Revue de presse juillet 2024
Libye
- Agenzia nova, « Libia : la missione Ue per la prima volta a Bengasi per discutere di migrazioni e gestione delle frontiere », le 2 juillet 2024
Selon l’agence de presse Nova, une délégation technique de l’Union européenne (UE) a effectué une mission diplomatique auprès du gouvernement parallèle de Benghazi, aux mains du maréchal Haftar. L’objectif de cette rencontre était d’ouvrir une discussion sur l’accroissement des retours dits volontaires, ou encore sur les opérations de « sauvetage » en mer. L’ambassadeur de l’UE dans le pays a déclaré travailler à renforcer « le partenariat UE-Libye, afin de promouvoir l’unité, la stabilité et l’efficacité du contrôle des frontières libyennes ».

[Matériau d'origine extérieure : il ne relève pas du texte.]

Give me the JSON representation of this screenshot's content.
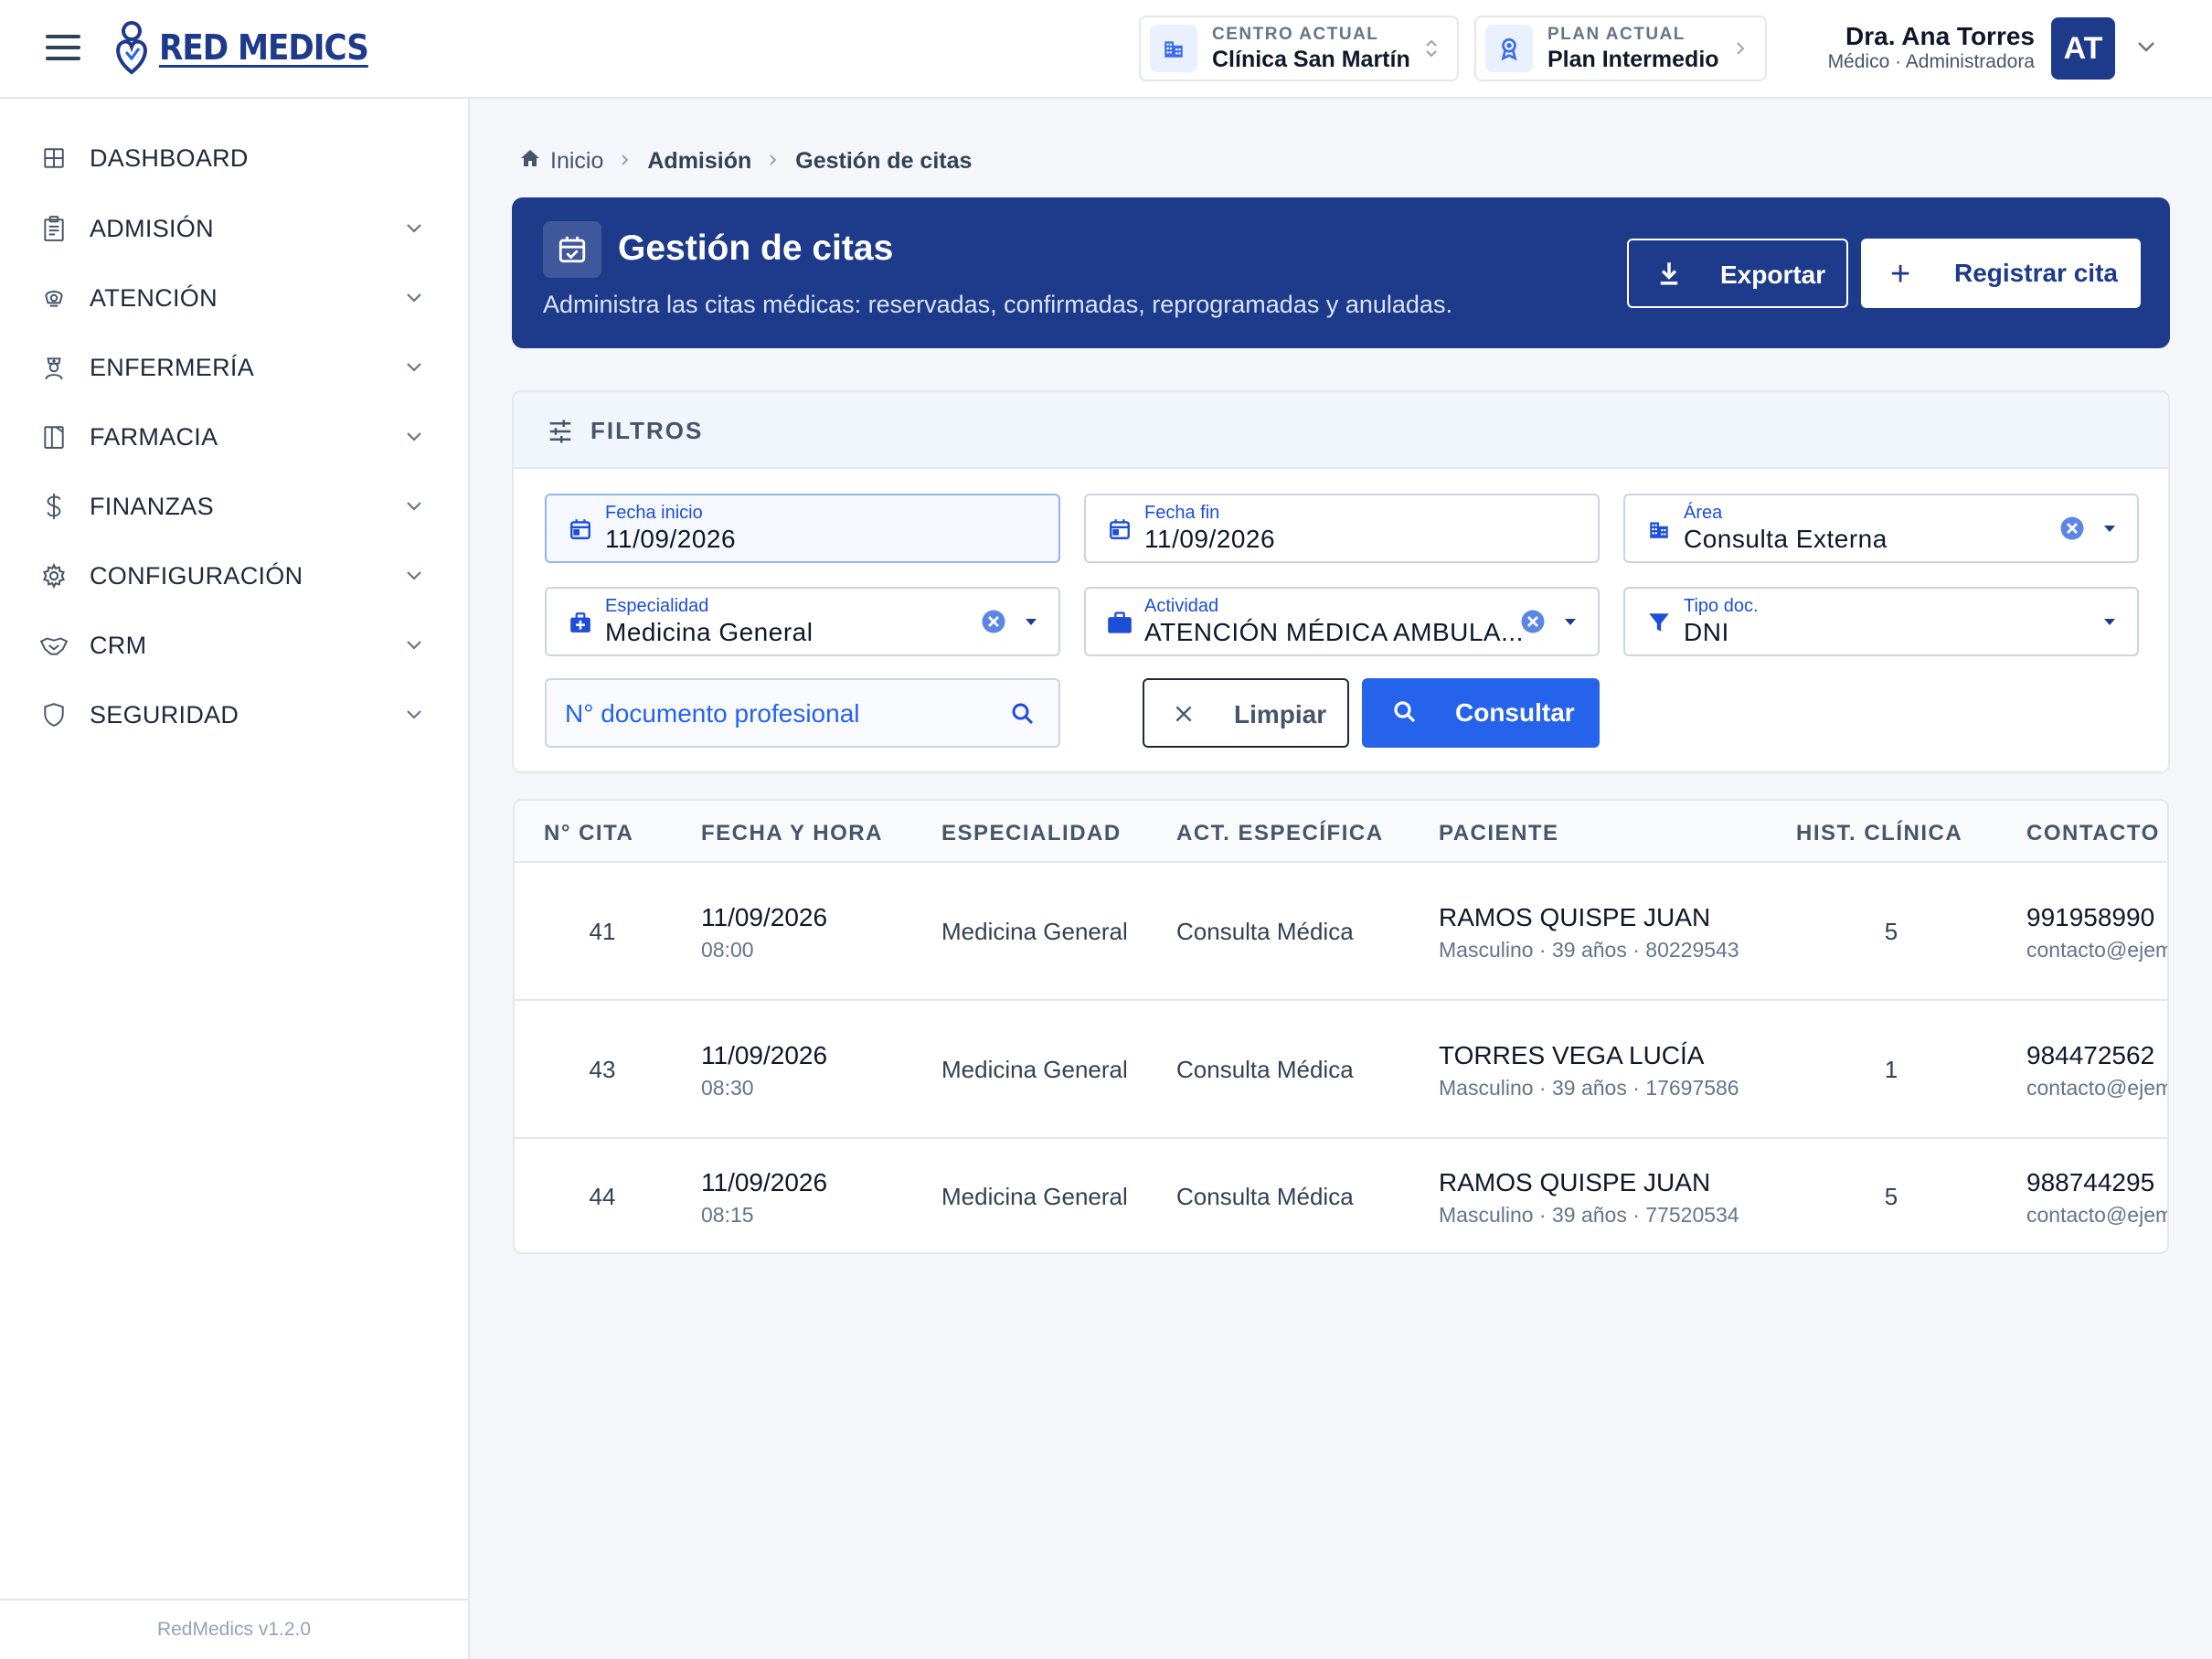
{
  "app": {
    "brand": "RED MEDICS",
    "version": "RedMedics v1.2.0"
  },
  "context": {
    "center_label": "CENTRO ACTUAL",
    "center_value": "Clínica San Martín",
    "plan_label": "PLAN ACTUAL",
    "plan_value": "Plan Intermedio"
  },
  "user": {
    "name": "Dra. Ana Torres",
    "role": "Médico · Administradora",
    "initials": "AT"
  },
  "sidebar": {
    "items": [
      {
        "label": "DASHBOARD",
        "icon": "dashboard-icon"
      },
      {
        "label": "ADMISIÓN",
        "icon": "clipboard-icon"
      },
      {
        "label": "ATENCIÓN",
        "icon": "stethoscope-icon"
      },
      {
        "label": "ENFERMERÍA",
        "icon": "nurse-icon"
      },
      {
        "label": "FARMACIA",
        "icon": "pharmacy-icon"
      },
      {
        "label": "FINANZAS",
        "icon": "dollar-icon"
      },
      {
        "label": "CONFIGURACIÓN",
        "icon": "gear-icon"
      },
      {
        "label": "CRM",
        "icon": "handshake-icon"
      },
      {
        "label": "SEGURIDAD",
        "icon": "shield-icon"
      }
    ]
  },
  "breadcrumb": {
    "home": "Inicio",
    "section": "Admisión",
    "current": "Gestión de citas"
  },
  "hero": {
    "title": "Gestión de citas",
    "subtitle": "Administra las citas médicas: reservadas, confirmadas, reprogramadas y anuladas.",
    "export_label": "Exportar",
    "register_label": "Registrar cita"
  },
  "filters": {
    "title": "FILTROS",
    "fecha_inicio": {
      "label": "Fecha inicio",
      "value": "11/09/2026"
    },
    "fecha_fin": {
      "label": "Fecha fin",
      "value": "11/09/2026"
    },
    "area": {
      "label": "Área",
      "value": "Consulta Externa"
    },
    "especialidad": {
      "label": "Especialidad",
      "value": "Medicina General"
    },
    "actividad": {
      "label": "Actividad",
      "value": "ATENCIÓN MÉDICA AMBULA..."
    },
    "tipo_doc": {
      "label": "Tipo doc.",
      "value": "DNI"
    },
    "doc_placeholder": "N° documento profesional",
    "clear_label": "Limpiar",
    "query_label": "Consultar"
  },
  "table": {
    "headers": [
      "N° CITA",
      "FECHA Y HORA",
      "ESPECIALIDAD",
      "ACT. ESPECÍFICA",
      "PACIENTE",
      "HIST. CLÍNICA",
      "CONTACTO"
    ],
    "rows": [
      {
        "num": "41",
        "date": "11/09/2026",
        "time": "08:00",
        "specialty": "Medicina General",
        "activity": "Consulta Médica",
        "patient": "RAMOS QUISPE JUAN",
        "patient_info": "Masculino · 39 años · 80229543",
        "hc": "5",
        "phone": "991958990",
        "email": "contacto@ejem"
      },
      {
        "num": "43",
        "date": "11/09/2026",
        "time": "08:30",
        "specialty": "Medicina General",
        "activity": "Consulta Médica",
        "patient": "TORRES VEGA LUCÍA",
        "patient_info": "Masculino · 39 años · 17697586",
        "hc": "1",
        "phone": "984472562",
        "email": "contacto@ejem"
      },
      {
        "num": "44",
        "date": "11/09/2026",
        "time": "08:15",
        "specialty": "Medicina General",
        "activity": "Consulta Médica",
        "patient": "RAMOS QUISPE JUAN",
        "patient_info": "Masculino · 39 años · 77520534",
        "hc": "5",
        "phone": "988744295",
        "email": "contacto@ejem"
      }
    ]
  },
  "colors": {
    "primary": "#1e3a8a",
    "accent": "#2563eb",
    "background": "#f4f6fa"
  }
}
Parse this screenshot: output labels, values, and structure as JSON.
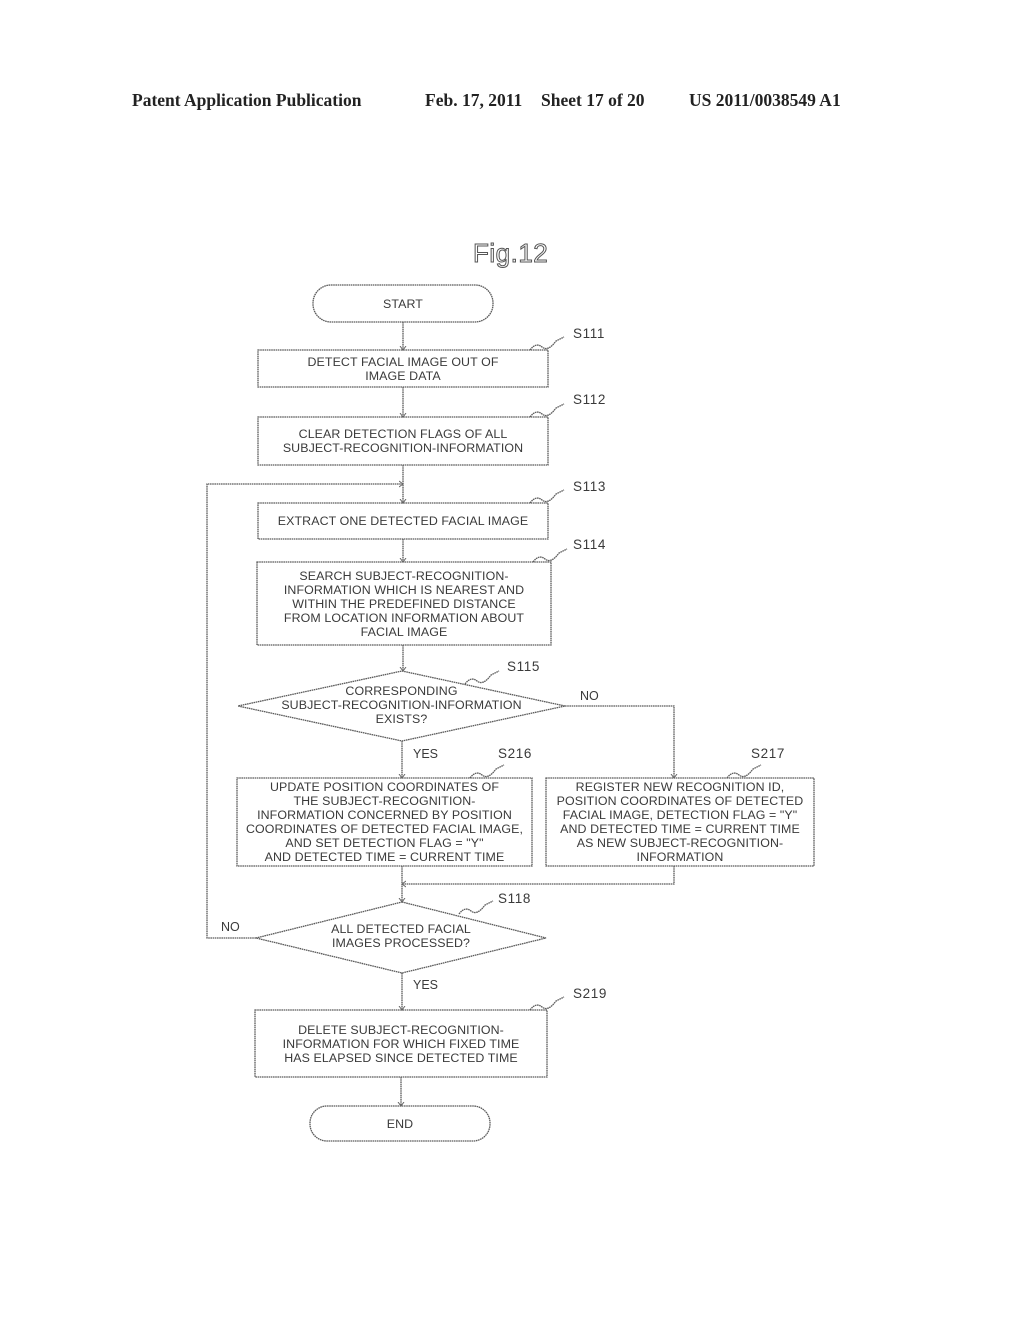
{
  "header": {
    "publication": "Patent Application Publication",
    "date": "Feb. 17, 2011",
    "sheet": "Sheet 17 of 20",
    "number": "US 2011/0038549 A1"
  },
  "figure": {
    "title": "Fig.12",
    "nodes": {
      "start": {
        "type": "terminal",
        "text": "START"
      },
      "s111": {
        "type": "process",
        "step": "S111",
        "text": "DETECT FACIAL IMAGE OUT OF\nIMAGE DATA"
      },
      "s112": {
        "type": "process",
        "step": "S112",
        "text": "CLEAR DETECTION FLAGS OF ALL\nSUBJECT-RECOGNITION-INFORMATION"
      },
      "s113": {
        "type": "process",
        "step": "S113",
        "text": "EXTRACT ONE DETECTED FACIAL IMAGE"
      },
      "s114": {
        "type": "process",
        "step": "S114",
        "text": "SEARCH SUBJECT-RECOGNITION-\nINFORMATION WHICH IS NEAREST AND\nWITHIN THE PREDEFINED DISTANCE\nFROM LOCATION INFORMATION ABOUT\nFACIAL IMAGE"
      },
      "s115": {
        "type": "decision",
        "step": "S115",
        "text": "CORRESPONDING\nSUBJECT-RECOGNITION-INFORMATION\nEXISTS?"
      },
      "s216": {
        "type": "process",
        "step": "S216",
        "text": "UPDATE POSITION COORDINATES OF\nTHE SUBJECT-RECOGNITION-\nINFORMATION CONCERNED BY POSITION\nCOORDINATES OF DETECTED FACIAL IMAGE,\nAND SET DETECTION FLAG = \"Y\"\nAND DETECTED TIME = CURRENT TIME"
      },
      "s217": {
        "type": "process",
        "step": "S217",
        "text": "REGISTER NEW RECOGNITION ID,\nPOSITION COORDINATES OF DETECTED\nFACIAL IMAGE, DETECTION FLAG = \"Y\"\nAND DETECTED TIME = CURRENT TIME\nAS NEW SUBJECT-RECOGNITION-\nINFORMATION"
      },
      "s118": {
        "type": "decision",
        "step": "S118",
        "text": "ALL DETECTED FACIAL\nIMAGES PROCESSED?"
      },
      "s219": {
        "type": "process",
        "step": "S219",
        "text": "DELETE SUBJECT-RECOGNITION-\nINFORMATION FOR WHICH FIXED TIME\nHAS ELAPSED SINCE DETECTED TIME"
      },
      "end": {
        "type": "terminal",
        "text": "END"
      }
    },
    "branches": {
      "s115_yes": "YES",
      "s115_no": "NO",
      "s118_yes": "YES",
      "s118_no": "NO"
    },
    "edges": [
      [
        "start",
        "s111"
      ],
      [
        "s111",
        "s112"
      ],
      [
        "s112",
        "s113"
      ],
      [
        "s113",
        "s114"
      ],
      [
        "s114",
        "s115"
      ],
      [
        "s115",
        "s216",
        "YES"
      ],
      [
        "s115",
        "s217",
        "NO"
      ],
      [
        "s216",
        "s118"
      ],
      [
        "s217",
        "s118"
      ],
      [
        "s118",
        "s113",
        "NO"
      ],
      [
        "s118",
        "s219",
        "YES"
      ],
      [
        "s219",
        "end"
      ]
    ]
  }
}
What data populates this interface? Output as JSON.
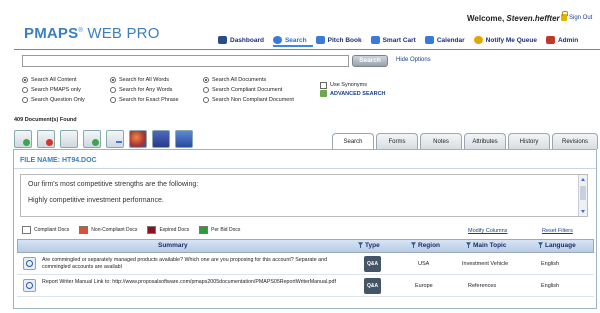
{
  "header": {
    "logo_main": "PMAPS",
    "logo_reg": "®",
    "logo_sub": "WEB PRO",
    "welcome_prefix": "Welcome, ",
    "user": "Steven.heffter",
    "signout": "Sign Out"
  },
  "nav": [
    {
      "label": "Dashboard",
      "icon": "dashboard-icon",
      "color": "#2a4a8a"
    },
    {
      "label": "Search",
      "icon": "search-icon",
      "color": "#3a7ad8"
    },
    {
      "label": "Pitch Book",
      "icon": "book-icon",
      "color": "#3a7ad8"
    },
    {
      "label": "Smart Cart",
      "icon": "cart-icon",
      "color": "#3a7ad8"
    },
    {
      "label": "Calendar",
      "icon": "calendar-icon",
      "color": "#3a7ad8"
    },
    {
      "label": "Notify Me Queue",
      "icon": "bell-icon",
      "color": "#e0a800"
    },
    {
      "label": "Admin",
      "icon": "admin-icon",
      "color": "#c03a2a"
    }
  ],
  "search": {
    "value": "",
    "button": "Search",
    "hide_options": "Hide Options"
  },
  "options": {
    "col1": [
      "Search All Content",
      "Search PMAPS only",
      "Search Question Only"
    ],
    "col2": [
      "Search for All Words",
      "Search for Any Words",
      "Search for Exact Phrase"
    ],
    "col3": [
      "Search All Documents",
      "Search Compliant Document",
      "Search Non Compliant Document"
    ],
    "synonyms": "Use Synonyms",
    "advanced": "ADVANCED SEARCH"
  },
  "doc_count": "409 Document(s) Found",
  "tabs": [
    "Search",
    "Forms",
    "Notes",
    "Attributes",
    "History",
    "Revisions"
  ],
  "panel": {
    "file_name": "FILE NAME: HT94.DOC",
    "text_line1": "Our firm's most competitive strengths are the following:",
    "text_line2": "Highly competitive investment performance."
  },
  "legend": [
    {
      "label": "Compliant Docs",
      "color": "#ffffff"
    },
    {
      "label": "Non-Compliant Docs",
      "color": "#d9533a"
    },
    {
      "label": "Expired Docs",
      "color": "#8b1020"
    },
    {
      "label": "Per Bid Docs",
      "color": "#2e9a3a"
    }
  ],
  "links": {
    "modify_columns": "Modify Columns",
    "reset_filters": "Reset Filters"
  },
  "table": {
    "headers": {
      "summary": "Summary",
      "type": "Type",
      "region": "Region",
      "topic": "Main Topic",
      "language": "Language"
    },
    "rows": [
      {
        "summary": "Are commingled or separately managed products available? Which one are you proposing for this account? Separate and commingled accounts are availabl",
        "type": "Q&A",
        "region": "USA",
        "topic": "Investment Vehicle",
        "language": "English"
      },
      {
        "summary": "Report Writer Manual Link to: http://www.proposalsoftware.com/pmaps2005documentation/PMAPS05ReportWriterManual.pdf",
        "type": "Q&A",
        "region": "Europe",
        "topic": "References",
        "language": "English"
      }
    ]
  }
}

Pour verrouiller davantage les frontières de ses États membres, l’Union européenne semble courtiser le maréchal Haftar – homme fort de l’Est du pays, opposé au gouvernement officiel, et en quête de légitimité sur la scène internationale. Le gouvernement officiel à Tripoli, installé par l’ONU (GNA entre 2016 et 2021 et GNU depuis) [1], est pourtant déjà un partenaire central dans la stratégie d’externalisation des contrôles migratoires de l’UE. Parrainées par l’Italie, les autorités de Tripoli jouent depuis longtemps les garde-frontières du continent européen. En février 2023, en dépit du chaos qui règne dans le pays et des nombreuses violations de droits documentées par les ONG, le protocole d’entente (MoU) Libye-Italie signé en 2017 a été reconduit, en l’état, une troisième fois pour une durée de trois ans [2]. Cependant, le pays étant séparé en deux, les contrôles des côtes libyennes sont moins fréquents à l’Est. Depuis 2016, la ville de Tobrouk, à quelques kilomètres de la frontière égyptienne, voit partir de plus en plus de bateaux en direction de l’Italie ou de la Grèce [3]. Selon le Monde, le maréchal Haftar serait accusé de favoriser la migration afin d’ouvrir un espace de négociation avec l’UE [4]. En décembre 2023, Le Monde avait révélé l’implication de milices proches d’Haftar dans l’interception de plusieurs embarcations en Méditerranée, en zone SAR maltaise, avec l’appui de l’agence européenne de garde-frontières et de garde-côtes Frontex. La coopération en matière migratoire entre le gouvernement parallèle de Benghazi et l’UE participe en l’espèce à redorer le blason d’un pouvoir autoritaire et illégitime, accusé de « crimes de guerre » [5] et qui maintient le pays dans l’instabilité.
Mauritanie
- Le Monde, « Au large de la Mauritanie, 89 personnes sont mortes en tentant de gagner l’Europe », le 5 juillet 2024
- Columna digital,« Tragedia en cayuco de Mauritania : 89 muertos », 5 juillet 2024
Le 1er juillet 2024, une embarcation partie de la frontière entre la Gambie et le Sénégal a fait naufrage, avec à son bord 170 personnes migrantes, entraînant la mort d’au moins 89 personnes. Les garde-côtes mauritaniens ont déclaré avoir repêché le bateau et secouru 9 personnes. Les autres victimes sont encore portées disparues.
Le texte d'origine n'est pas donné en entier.